Editorial Commentary: No Longer a Salvage Procedure: Allograft Labral Reconstruction of the Hip Rivals the Results of Labral Repair.

2020 
Abstract In the past 5 years, arthroscopic labral reconstruction of the hip has rapidly evolved from a salvage procedure used primarily in the setting of multiple failed prior hip surgical procedures to an alternative, and even preferable, primary treatment option for labral pathology and femoroacetabular impingement. As opposed to labral repair, labral reconstruction allows for complete removal of all damaged, pain-generating tissue; optimal correction of underlying bony impingement; and consistent creation of a graft that appropriately restores the fluid hip seal, improves pressurization and stabilization, and decreases contact pressure.
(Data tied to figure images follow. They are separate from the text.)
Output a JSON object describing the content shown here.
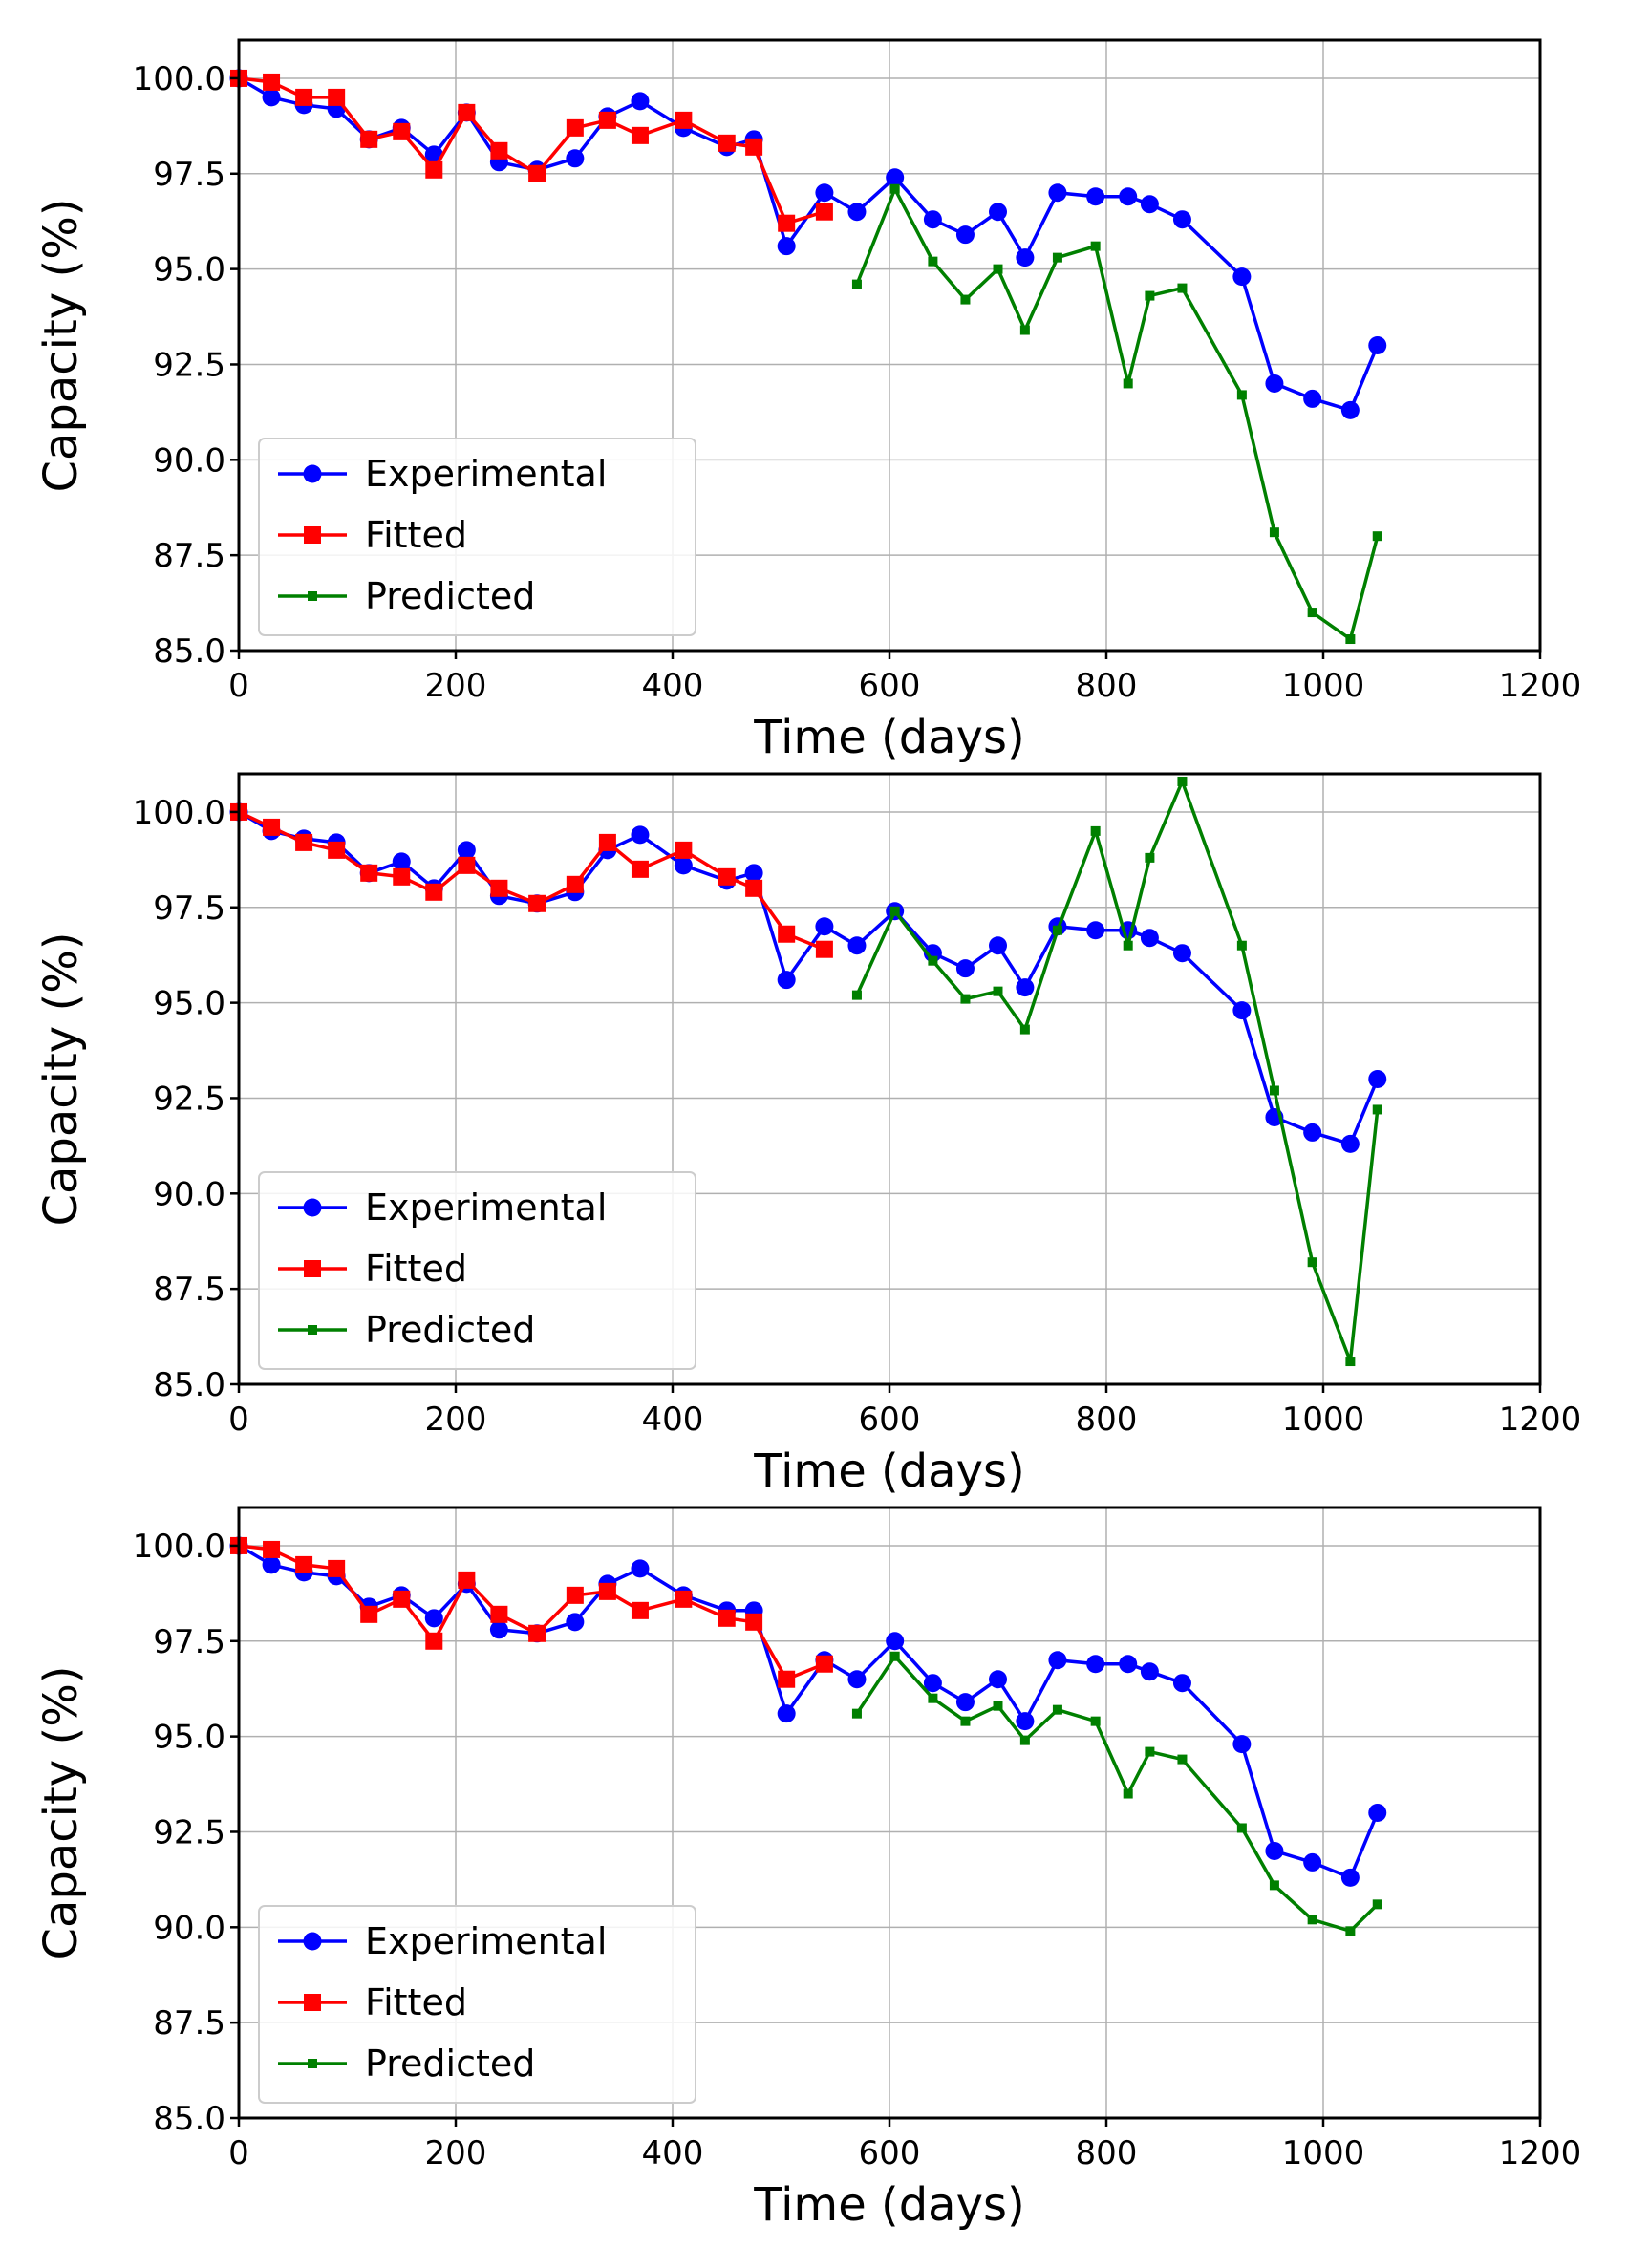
{
  "colors": {
    "experimental": "#0000ff",
    "fitted": "#ff0000",
    "predicted": "#008000",
    "grid": "#b0b0b0",
    "axes": "#000000"
  },
  "chart_data": [
    {
      "type": "line",
      "xlabel": "Time (days)",
      "ylabel": "Capacity (%)",
      "xlim": [
        0,
        1200
      ],
      "ylim": [
        85,
        101
      ],
      "xticks": [
        0,
        200,
        400,
        600,
        800,
        1000,
        1200
      ],
      "xtick_labels": [
        "0",
        "200",
        "400",
        "600",
        "800",
        "1000",
        "1200"
      ],
      "yticks": [
        85,
        87.5,
        90,
        92.5,
        95,
        97.5,
        100
      ],
      "ytick_labels": [
        "85.0",
        "87.5",
        "90.0",
        "92.5",
        "95.0",
        "97.5",
        "100.0"
      ],
      "grid": true,
      "legend_position": "bottom-left",
      "series": [
        {
          "name": "Experimental",
          "color": "#0000ff",
          "marker": "circle",
          "x": [
            0,
            30,
            60,
            90,
            120,
            150,
            180,
            210,
            240,
            275,
            310,
            340,
            370,
            410,
            450,
            475,
            505,
            540,
            570,
            605,
            640,
            670,
            700,
            725,
            755,
            790,
            820,
            840,
            870,
            925,
            955,
            990,
            1025,
            1050
          ],
          "y": [
            100.0,
            99.5,
            99.3,
            99.2,
            98.4,
            98.7,
            98.0,
            99.1,
            97.8,
            97.6,
            97.9,
            99.0,
            99.4,
            98.7,
            98.2,
            98.4,
            95.6,
            97.0,
            96.5,
            97.4,
            96.3,
            95.9,
            96.5,
            95.3,
            97.0,
            96.9,
            96.9,
            96.7,
            96.3,
            94.8,
            92.0,
            91.6,
            91.3,
            93.0
          ]
        },
        {
          "name": "Fitted",
          "color": "#ff0000",
          "marker": "square",
          "x": [
            0,
            30,
            60,
            90,
            120,
            150,
            180,
            210,
            240,
            275,
            310,
            340,
            370,
            410,
            450,
            475,
            505,
            540
          ],
          "y": [
            100.0,
            99.9,
            99.5,
            99.5,
            98.4,
            98.6,
            97.6,
            99.1,
            98.1,
            97.5,
            98.7,
            98.9,
            98.5,
            98.9,
            98.3,
            98.2,
            96.2,
            96.5
          ]
        },
        {
          "name": "Predicted",
          "color": "#008000",
          "marker": "small-square",
          "x": [
            570,
            605,
            640,
            670,
            700,
            725,
            755,
            790,
            820,
            840,
            870,
            925,
            955,
            990,
            1025,
            1050
          ],
          "y": [
            94.6,
            97.1,
            95.2,
            94.2,
            95.0,
            93.4,
            95.3,
            95.6,
            92.0,
            94.3,
            94.5,
            91.7,
            88.1,
            86.0,
            85.3,
            88.0
          ]
        }
      ]
    },
    {
      "type": "line",
      "xlabel": "Time (days)",
      "ylabel": "Capacity (%)",
      "xlim": [
        0,
        1200
      ],
      "ylim": [
        85,
        101
      ],
      "xticks": [
        0,
        200,
        400,
        600,
        800,
        1000,
        1200
      ],
      "xtick_labels": [
        "0",
        "200",
        "400",
        "600",
        "800",
        "1000",
        "1200"
      ],
      "yticks": [
        85,
        87.5,
        90,
        92.5,
        95,
        97.5,
        100
      ],
      "ytick_labels": [
        "85.0",
        "87.5",
        "90.0",
        "92.5",
        "95.0",
        "97.5",
        "100.0"
      ],
      "grid": true,
      "legend_position": "bottom-left",
      "series": [
        {
          "name": "Experimental",
          "color": "#0000ff",
          "marker": "circle",
          "x": [
            0,
            30,
            60,
            90,
            120,
            150,
            180,
            210,
            240,
            275,
            310,
            340,
            370,
            410,
            450,
            475,
            505,
            540,
            570,
            605,
            640,
            670,
            700,
            725,
            755,
            790,
            820,
            840,
            870,
            925,
            955,
            990,
            1025,
            1050
          ],
          "y": [
            100.0,
            99.5,
            99.3,
            99.2,
            98.4,
            98.7,
            98.0,
            99.0,
            97.8,
            97.6,
            97.9,
            99.0,
            99.4,
            98.6,
            98.2,
            98.4,
            95.6,
            97.0,
            96.5,
            97.4,
            96.3,
            95.9,
            96.5,
            95.4,
            97.0,
            96.9,
            96.9,
            96.7,
            96.3,
            94.8,
            92.0,
            91.6,
            91.3,
            93.0
          ]
        },
        {
          "name": "Fitted",
          "color": "#ff0000",
          "marker": "square",
          "x": [
            0,
            30,
            60,
            90,
            120,
            150,
            180,
            210,
            240,
            275,
            310,
            340,
            370,
            410,
            450,
            475,
            505,
            540
          ],
          "y": [
            100.0,
            99.6,
            99.2,
            99.0,
            98.4,
            98.3,
            97.9,
            98.6,
            98.0,
            97.6,
            98.1,
            99.2,
            98.5,
            99.0,
            98.3,
            98.0,
            96.8,
            96.4
          ]
        },
        {
          "name": "Predicted",
          "color": "#008000",
          "marker": "small-square",
          "x": [
            570,
            605,
            640,
            670,
            700,
            725,
            755,
            790,
            820,
            840,
            870,
            925,
            955,
            990,
            1025,
            1050
          ],
          "y": [
            95.2,
            97.4,
            96.1,
            95.1,
            95.3,
            94.3,
            96.9,
            99.5,
            96.5,
            98.8,
            100.8,
            96.5,
            92.7,
            88.2,
            85.6,
            92.2
          ]
        }
      ]
    },
    {
      "type": "line",
      "xlabel": "Time (days)",
      "ylabel": "Capacity (%)",
      "xlim": [
        0,
        1200
      ],
      "ylim": [
        85,
        101
      ],
      "xticks": [
        0,
        200,
        400,
        600,
        800,
        1000,
        1200
      ],
      "xtick_labels": [
        "0",
        "200",
        "400",
        "600",
        "800",
        "1000",
        "1200"
      ],
      "yticks": [
        85,
        87.5,
        90,
        92.5,
        95,
        97.5,
        100
      ],
      "ytick_labels": [
        "85.0",
        "87.5",
        "90.0",
        "92.5",
        "95.0",
        "97.5",
        "100.0"
      ],
      "grid": true,
      "legend_position": "bottom-left",
      "series": [
        {
          "name": "Experimental",
          "color": "#0000ff",
          "marker": "circle",
          "x": [
            0,
            30,
            60,
            90,
            120,
            150,
            180,
            210,
            240,
            275,
            310,
            340,
            370,
            410,
            450,
            475,
            505,
            540,
            570,
            605,
            640,
            670,
            700,
            725,
            755,
            790,
            820,
            840,
            870,
            925,
            955,
            990,
            1025,
            1050
          ],
          "y": [
            100.0,
            99.5,
            99.3,
            99.2,
            98.4,
            98.7,
            98.1,
            99.0,
            97.8,
            97.7,
            98.0,
            99.0,
            99.4,
            98.7,
            98.3,
            98.3,
            95.6,
            97.0,
            96.5,
            97.5,
            96.4,
            95.9,
            96.5,
            95.4,
            97.0,
            96.9,
            96.9,
            96.7,
            96.4,
            94.8,
            92.0,
            91.7,
            91.3,
            93.0
          ]
        },
        {
          "name": "Fitted",
          "color": "#ff0000",
          "marker": "square",
          "x": [
            0,
            30,
            60,
            90,
            120,
            150,
            180,
            210,
            240,
            275,
            310,
            340,
            370,
            410,
            450,
            475,
            505,
            540
          ],
          "y": [
            100.0,
            99.9,
            99.5,
            99.4,
            98.2,
            98.6,
            97.5,
            99.1,
            98.2,
            97.7,
            98.7,
            98.8,
            98.3,
            98.6,
            98.1,
            98.0,
            96.5,
            96.9
          ]
        },
        {
          "name": "Predicted",
          "color": "#008000",
          "marker": "small-square",
          "x": [
            570,
            605,
            640,
            670,
            700,
            725,
            755,
            790,
            820,
            840,
            870,
            925,
            955,
            990,
            1025,
            1050
          ],
          "y": [
            95.6,
            97.1,
            96.0,
            95.4,
            95.8,
            94.9,
            95.7,
            95.4,
            93.5,
            94.6,
            94.4,
            92.6,
            91.1,
            90.2,
            89.9,
            90.6
          ]
        }
      ]
    }
  ]
}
Allograft tissue, in particular, allows for accurate and reliable graft length creation and does not rely on native tissue quality. Hips that undergo labral reconstruction have been shown to have positive outcomes at minimum 2-year follow-up, despite the fact that in many cases, these hips have more damage and a poorer preoperative prognosis. Patients report decreased pain, increased function, and greater quality of life after labral reconstruction, and this new evidence suggests that they can resume high-level physical activity as well. Circumferential labral reconstruction is no longer a salvage procedure and is an important tool for the hip arthroscopist; however, it requires high proficiency in hip arthroscopy to perform.